Narendra Modi is set to visit Donald Trump as early as next week after India reportedly began taking back illegal immigrants deported by the US.
The Indian prime minister spoke with Mr Trump on the phone after his inauguration as the US president last month. After the 27 January call, Mr Trump said Mr Modi was “going to be coming to the White House in the next month, probably in February”.
Mr Modi would be among the first world leaders to meet the new president. Israeli prime minister Benjamin Netanyahu became the first foreign leader to meet Mr Trump at the White House on Tuesday.
The Trump administration began deporting illegal migrants from India on Tuesday as part of a wider crackdown on illegal immigrants in the country. An unnamed US official told Reuters that an American military plane had departed for India with migrants but would not arrive for at least 24 hours.
As part of his escalating crackdown on illegal immigration, which fulfils a key campaign promise, Mr Trump has closed the asylum system to people lacking proper documentation, assigned the military to deport immigration violators, and given deportation officers authority to target the majority of unauthorised immigrants, even those without criminal records.
The Pentagon said last week that US military planes were flying out about 5,000 immigrants held in El Paso, Texas, and San Diego, California. So far, military aircraft have flown migrants back to Guatemala, Peru and Honduras.
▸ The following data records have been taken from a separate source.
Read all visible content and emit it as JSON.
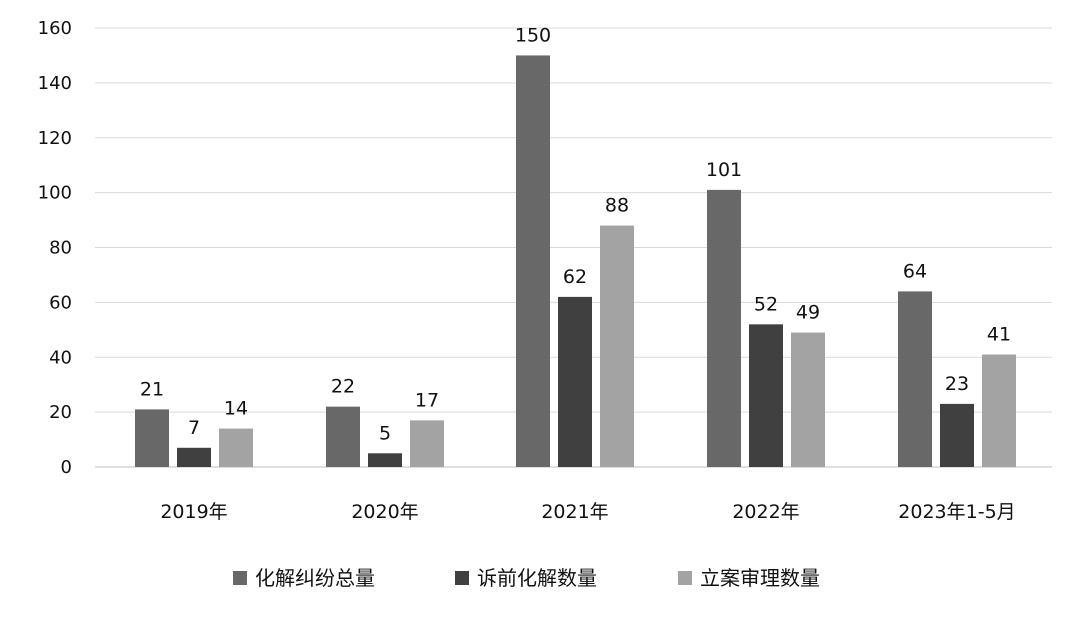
{
  "chart_data": {
    "type": "bar",
    "categories": [
      "2019年",
      "2020年",
      "2021年",
      "2022年",
      "2023年1-5月"
    ],
    "series": [
      {
        "name": "化解纠纷总量",
        "values": [
          21,
          22,
          150,
          101,
          64
        ],
        "color": "#686868"
      },
      {
        "name": "诉前化解数量",
        "values": [
          7,
          5,
          62,
          52,
          23
        ],
        "color": "#404040"
      },
      {
        "name": "立案审理数量",
        "values": [
          14,
          17,
          88,
          49,
          41
        ],
        "color": "#a3a3a3"
      }
    ],
    "ylim": [
      0,
      160
    ],
    "yticks": [
      0,
      20,
      40,
      60,
      80,
      100,
      120,
      140,
      160
    ],
    "grid": true,
    "legend_position": "bottom",
    "data_labels": true
  }
}
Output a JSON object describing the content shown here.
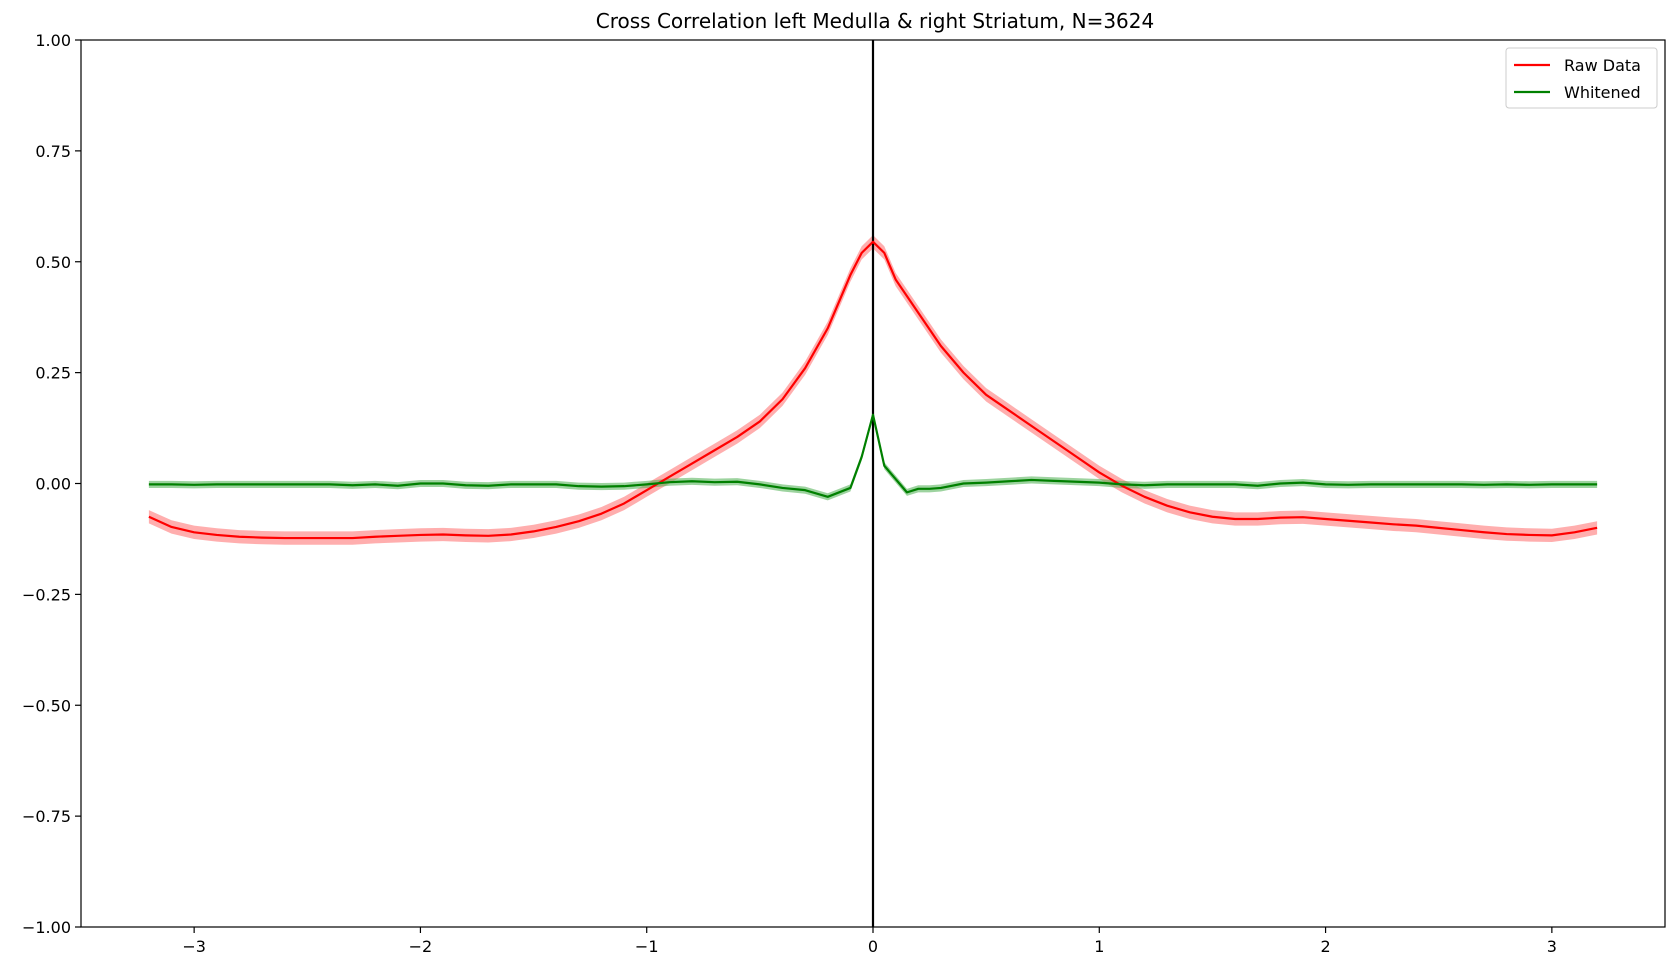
{
  "chart_data": {
    "type": "line",
    "title": "Cross Correlation left Medulla & right Striatum, N=3624",
    "xlabel": "",
    "ylabel": "",
    "xlim": [
      -3.5,
      3.5
    ],
    "ylim": [
      -1.0,
      1.0
    ],
    "x_ticks": [
      -3,
      -2,
      -1,
      0,
      1,
      2,
      3
    ],
    "x_tick_labels": [
      "−3",
      "−2",
      "−1",
      "0",
      "1",
      "2",
      "3"
    ],
    "y_ticks": [
      1.0,
      0.75,
      0.5,
      0.25,
      0.0,
      -0.25,
      -0.5,
      -0.75,
      -1.0
    ],
    "y_tick_labels": [
      "1.00",
      "0.75",
      "0.50",
      "0.25",
      "0.00",
      "−0.25",
      "−0.50",
      "−0.75",
      "−1.00"
    ],
    "vline_x": 0,
    "legend_position": "upper-right",
    "series": [
      {
        "name": "Raw Data",
        "color": "#ff0000",
        "band_color": "#ff6b6b",
        "band_halfwidth": 0.015,
        "x": [
          -3.2,
          -3.1,
          -3.0,
          -2.9,
          -2.8,
          -2.7,
          -2.6,
          -2.5,
          -2.4,
          -2.3,
          -2.2,
          -2.1,
          -2.0,
          -1.9,
          -1.8,
          -1.7,
          -1.6,
          -1.5,
          -1.4,
          -1.3,
          -1.2,
          -1.1,
          -1.0,
          -0.9,
          -0.8,
          -0.7,
          -0.6,
          -0.5,
          -0.4,
          -0.3,
          -0.2,
          -0.1,
          -0.05,
          0.0,
          0.05,
          0.1,
          0.2,
          0.3,
          0.4,
          0.5,
          0.6,
          0.7,
          0.8,
          0.9,
          1.0,
          1.1,
          1.2,
          1.3,
          1.4,
          1.5,
          1.6,
          1.7,
          1.8,
          1.9,
          2.0,
          2.1,
          2.2,
          2.3,
          2.4,
          2.5,
          2.6,
          2.7,
          2.8,
          2.9,
          3.0,
          3.1,
          3.2
        ],
        "y": [
          -0.075,
          -0.098,
          -0.11,
          -0.116,
          -0.12,
          -0.122,
          -0.123,
          -0.123,
          -0.123,
          -0.123,
          -0.12,
          -0.118,
          -0.116,
          -0.115,
          -0.117,
          -0.118,
          -0.115,
          -0.108,
          -0.098,
          -0.085,
          -0.068,
          -0.045,
          -0.015,
          0.015,
          0.045,
          0.075,
          0.105,
          0.14,
          0.19,
          0.26,
          0.35,
          0.47,
          0.52,
          0.545,
          0.52,
          0.46,
          0.385,
          0.31,
          0.25,
          0.2,
          0.165,
          0.13,
          0.095,
          0.06,
          0.025,
          -0.005,
          -0.03,
          -0.05,
          -0.065,
          -0.075,
          -0.08,
          -0.08,
          -0.077,
          -0.076,
          -0.08,
          -0.084,
          -0.088,
          -0.092,
          -0.095,
          -0.1,
          -0.105,
          -0.11,
          -0.114,
          -0.116,
          -0.117,
          -0.11,
          -0.1
        ]
      },
      {
        "name": "Whitened",
        "color": "#008000",
        "band_color": "#4caf50",
        "band_halfwidth": 0.008,
        "x": [
          -3.2,
          -3.1,
          -3.0,
          -2.9,
          -2.8,
          -2.7,
          -2.6,
          -2.5,
          -2.4,
          -2.3,
          -2.2,
          -2.1,
          -2.0,
          -1.9,
          -1.8,
          -1.7,
          -1.6,
          -1.5,
          -1.4,
          -1.3,
          -1.2,
          -1.1,
          -1.0,
          -0.9,
          -0.8,
          -0.7,
          -0.6,
          -0.5,
          -0.4,
          -0.3,
          -0.2,
          -0.1,
          -0.05,
          0.0,
          0.05,
          0.1,
          0.15,
          0.2,
          0.25,
          0.3,
          0.4,
          0.5,
          0.6,
          0.7,
          0.8,
          0.9,
          1.0,
          1.1,
          1.2,
          1.3,
          1.4,
          1.5,
          1.6,
          1.7,
          1.8,
          1.9,
          2.0,
          2.1,
          2.2,
          2.3,
          2.4,
          2.5,
          2.6,
          2.7,
          2.8,
          2.9,
          3.0,
          3.1,
          3.2
        ],
        "y": [
          -0.002,
          -0.002,
          -0.003,
          -0.002,
          -0.002,
          -0.002,
          -0.002,
          -0.002,
          -0.002,
          -0.004,
          -0.002,
          -0.005,
          0.0,
          0.0,
          -0.004,
          -0.005,
          -0.002,
          -0.002,
          -0.002,
          -0.006,
          -0.007,
          -0.006,
          -0.002,
          0.003,
          0.005,
          0.003,
          0.004,
          -0.002,
          -0.01,
          -0.015,
          -0.03,
          -0.01,
          0.06,
          0.155,
          0.04,
          0.01,
          -0.02,
          -0.012,
          -0.012,
          -0.01,
          0.0,
          0.002,
          0.005,
          0.008,
          0.006,
          0.004,
          0.002,
          -0.002,
          -0.004,
          -0.002,
          -0.002,
          -0.002,
          -0.002,
          -0.005,
          0.0,
          0.002,
          -0.002,
          -0.003,
          -0.002,
          -0.002,
          -0.002,
          -0.002,
          -0.002,
          -0.003,
          -0.002,
          -0.003,
          -0.002,
          -0.002,
          -0.002
        ]
      }
    ]
  }
}
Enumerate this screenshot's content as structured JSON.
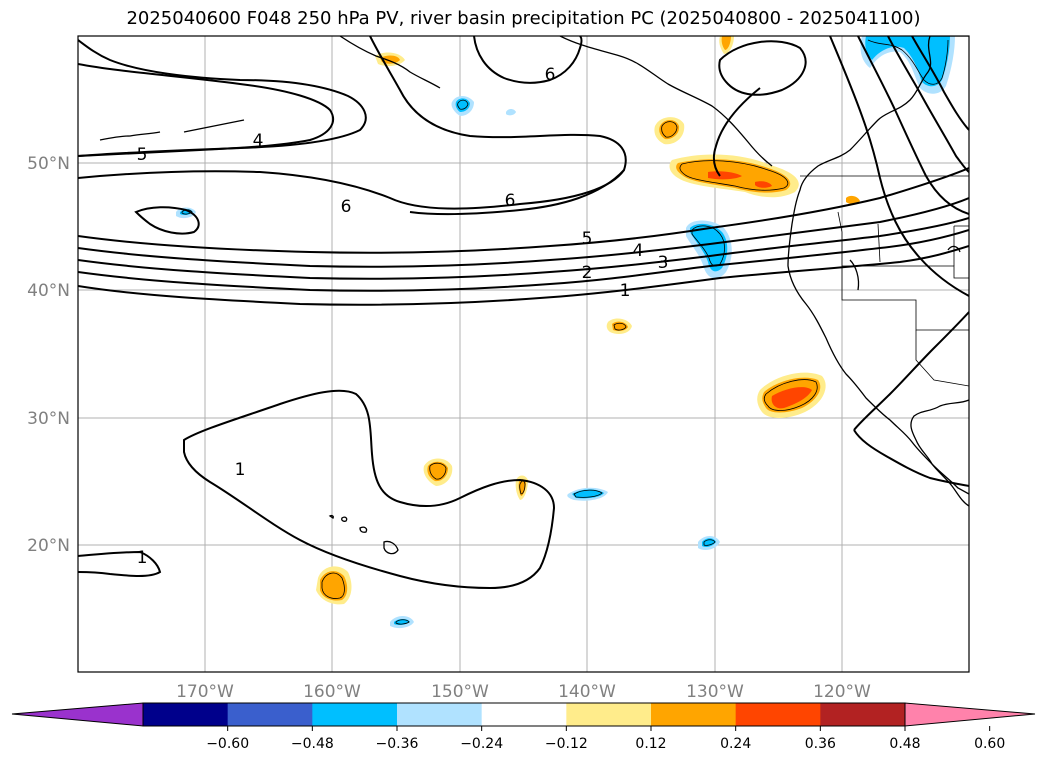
{
  "title": "2025040600 F048 250 hPa PV, river basin precipitation PC (2025040800 - 2025041100)",
  "map": {
    "lon_range": [
      -180,
      -110
    ],
    "lat_range": [
      10,
      60
    ],
    "lon_ticks": [
      "170°W",
      "160°W",
      "150°W",
      "140°W",
      "130°W",
      "120°W"
    ],
    "lat_ticks": [
      "50°N",
      "40°N",
      "30°N",
      "20°N"
    ],
    "gridlines": true,
    "contour_labels": [
      "6",
      "4",
      "5",
      "6",
      "6",
      "5",
      "4",
      "3",
      "2",
      "1",
      "1",
      "1"
    ]
  },
  "colorbar": {
    "ticks": [
      "−0.60",
      "−0.48",
      "−0.36",
      "−0.24",
      "−0.12",
      "0.12",
      "0.24",
      "0.36",
      "0.48",
      "0.60"
    ],
    "colors": [
      "#9a32cd",
      "#00008b",
      "#3a5fcd",
      "#00bfff",
      "#b0e2ff",
      "#ffffff",
      "#ffec8b",
      "#ffa500",
      "#ff4500",
      "#b22222",
      "#ff82ab"
    ]
  }
}
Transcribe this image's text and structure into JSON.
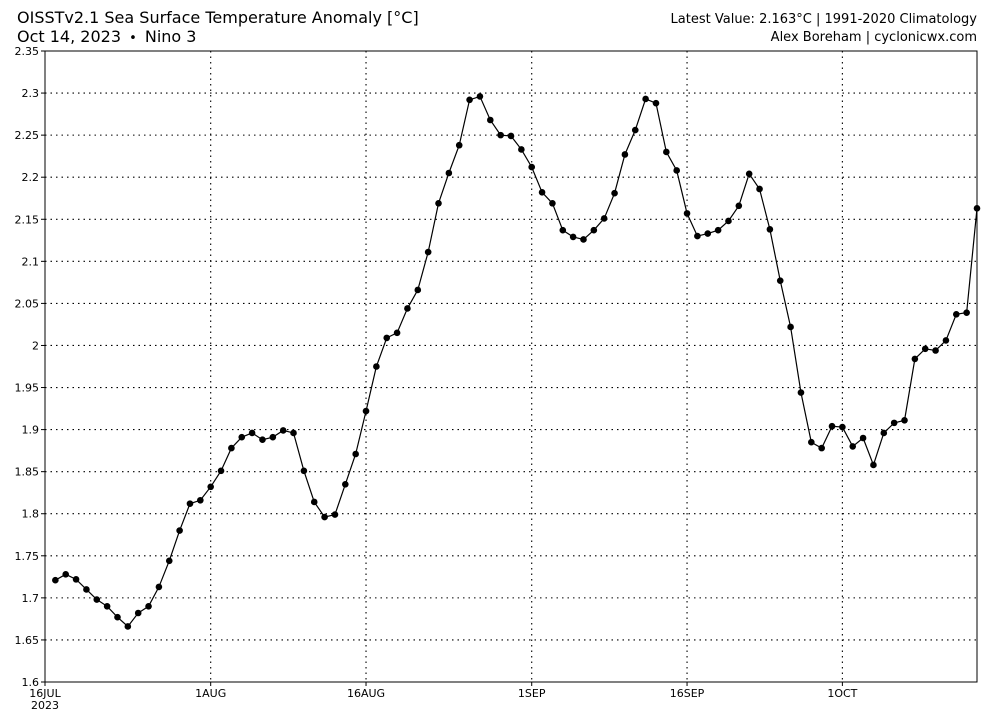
{
  "header": {
    "title": "OISSTv2.1 Sea Surface Temperature Anomaly [°C]",
    "subtitle_date": "Oct 14, 2023",
    "subtitle_separator": "•",
    "subtitle_region": "Nino 3",
    "latest_value": "Latest Value: 2.163°C | 1991-2020 Climatology",
    "credit": "Alex Boreham | cyclonicwx.com"
  },
  "chart_data": {
    "type": "line",
    "title": "OISSTv2.1 Sea Surface Temperature Anomaly [°C]",
    "xlabel": "",
    "ylabel": "",
    "x_start": "2023-07-16",
    "x_end": "2023-10-14",
    "ylim": [
      1.6,
      2.35
    ],
    "yticks": [
      1.6,
      1.65,
      1.7,
      1.75,
      1.8,
      1.85,
      1.9,
      1.95,
      2,
      2.05,
      2.1,
      2.15,
      2.2,
      2.25,
      2.3,
      2.35
    ],
    "ytick_labels": [
      "1.6",
      "1.65",
      "1.7",
      "1.75",
      "1.8",
      "1.85",
      "1.9",
      "1.95",
      "2",
      "2.05",
      "2.1",
      "2.15",
      "2.2",
      "2.25",
      "2.3",
      "2.35"
    ],
    "xticks": [
      {
        "date": "2023-07-16",
        "label": "16JUL",
        "sublabel": "2023"
      },
      {
        "date": "2023-08-01",
        "label": "1AUG"
      },
      {
        "date": "2023-08-16",
        "label": "16AUG"
      },
      {
        "date": "2023-09-01",
        "label": "1SEP"
      },
      {
        "date": "2023-09-16",
        "label": "16SEP"
      },
      {
        "date": "2023-10-01",
        "label": "1OCT"
      }
    ],
    "grid": true,
    "line_color": "#000000",
    "series": [
      {
        "x": [
          "2023-07-17",
          "2023-07-18",
          "2023-07-19",
          "2023-07-20",
          "2023-07-21",
          "2023-07-22",
          "2023-07-23",
          "2023-07-24",
          "2023-07-25",
          "2023-07-26",
          "2023-07-27",
          "2023-07-28",
          "2023-07-29",
          "2023-07-30",
          "2023-07-31",
          "2023-08-01",
          "2023-08-02",
          "2023-08-03",
          "2023-08-04",
          "2023-08-05",
          "2023-08-06",
          "2023-08-07",
          "2023-08-08",
          "2023-08-09",
          "2023-08-10",
          "2023-08-11",
          "2023-08-12",
          "2023-08-13",
          "2023-08-14",
          "2023-08-15",
          "2023-08-16",
          "2023-08-17",
          "2023-08-18",
          "2023-08-19",
          "2023-08-20",
          "2023-08-21",
          "2023-08-22",
          "2023-08-23",
          "2023-08-24",
          "2023-08-25",
          "2023-08-26",
          "2023-08-27",
          "2023-08-28",
          "2023-08-29",
          "2023-08-30",
          "2023-08-31",
          "2023-09-01",
          "2023-09-02",
          "2023-09-03",
          "2023-09-04",
          "2023-09-05",
          "2023-09-06",
          "2023-09-07",
          "2023-09-08",
          "2023-09-09",
          "2023-09-10",
          "2023-09-11",
          "2023-09-12",
          "2023-09-13",
          "2023-09-14",
          "2023-09-15",
          "2023-09-16",
          "2023-09-17",
          "2023-09-18",
          "2023-09-19",
          "2023-09-20",
          "2023-09-21",
          "2023-09-22",
          "2023-09-23",
          "2023-09-24",
          "2023-09-25",
          "2023-09-26",
          "2023-09-27",
          "2023-09-28",
          "2023-09-29",
          "2023-09-30",
          "2023-10-01",
          "2023-10-02",
          "2023-10-03",
          "2023-10-04",
          "2023-10-05",
          "2023-10-06",
          "2023-10-07",
          "2023-10-08",
          "2023-10-09",
          "2023-10-10",
          "2023-10-11",
          "2023-10-12",
          "2023-10-13",
          "2023-10-14"
        ],
        "y": [
          1.721,
          1.728,
          1.722,
          1.71,
          1.698,
          1.69,
          1.677,
          1.666,
          1.682,
          1.69,
          1.713,
          1.744,
          1.78,
          1.812,
          1.816,
          1.832,
          1.851,
          1.878,
          1.891,
          1.896,
          1.888,
          1.891,
          1.899,
          1.896,
          1.851,
          1.814,
          1.796,
          1.799,
          1.835,
          1.871,
          1.922,
          1.975,
          2.009,
          2.015,
          2.044,
          2.066,
          2.111,
          2.169,
          2.205,
          2.238,
          2.292,
          2.296,
          2.268,
          2.25,
          2.249,
          2.233,
          2.212,
          2.182,
          2.169,
          2.137,
          2.129,
          2.126,
          2.137,
          2.151,
          2.181,
          2.227,
          2.256,
          2.293,
          2.288,
          2.23,
          2.208,
          2.157,
          2.13,
          2.133,
          2.137,
          2.148,
          2.166,
          2.204,
          2.186,
          2.138,
          2.077,
          2.022,
          1.944,
          1.885,
          1.878,
          1.904,
          1.903,
          1.88,
          1.89,
          1.858,
          1.896,
          1.908,
          1.911,
          1.984,
          1.996,
          1.994,
          2.006,
          2.037,
          2.039,
          2.163
        ]
      }
    ]
  }
}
The Indian government has indicated a willingness to cooperate with the Trump administration in identifying and repatriating its citizens who are living illegally in the US in a bid to avoid a diplomatic or trade war with Washington. They have already identified 18,000 such people, sources told Bloomberg.
The Pew Research Center estimates there are around 725,000 undocumented Indian migrants in the US, making them the third-largest group of illegal immigrants in the country after those from Mexico and El Salvador. A 2022 Department of Homeland Security report said around 220,000 Indians were living in the US without authorisation.
Mr Modi’s impending visit comes amid mounting concern in New Delhi over a potential trade war with the new US administration. Mr Trump has repeatedly singled out India for criticism over high tariffs, claiming they harm American businesses, and pledged to impose reciprocal duties on goods from the South Asian country.
“If they tax us, we tax them the same amount,” the president said in an interview on Fox News. “They tax us. We tax them. And they tax us almost in all cases and we haven’t been taxing them.”
Mr Trump also threatened to slap a 100 per cent import tariff on countries in the Brics bloc, of which India is a founding member, if they attempted to replace the American dollar for international trade.
Mr Modi shared a warm relationship with Mr Trump during his first term from 2016 to 2020 with the two leaders appearing together at large public rallies in Ahmedabad and Houston, respectively. Trade issues aside, Mr Modi’s ruling BJP has talked up Mr Trump’s November victory as being good news for bilateral ties.
India’s relationship with the US continued to deepen during the Joe Biden administration despite Washington accusing Mr Modi’s government of plotting the attempted assassination of a Sikh separatist leader in America and friction over New Delhi’s refusal to sever ties with Russia over the Ukraine war.
The US sees India as a counterbalance to a rapidly rising China in Asia and the two nations are part of the Quad grouping with Australia and Japan.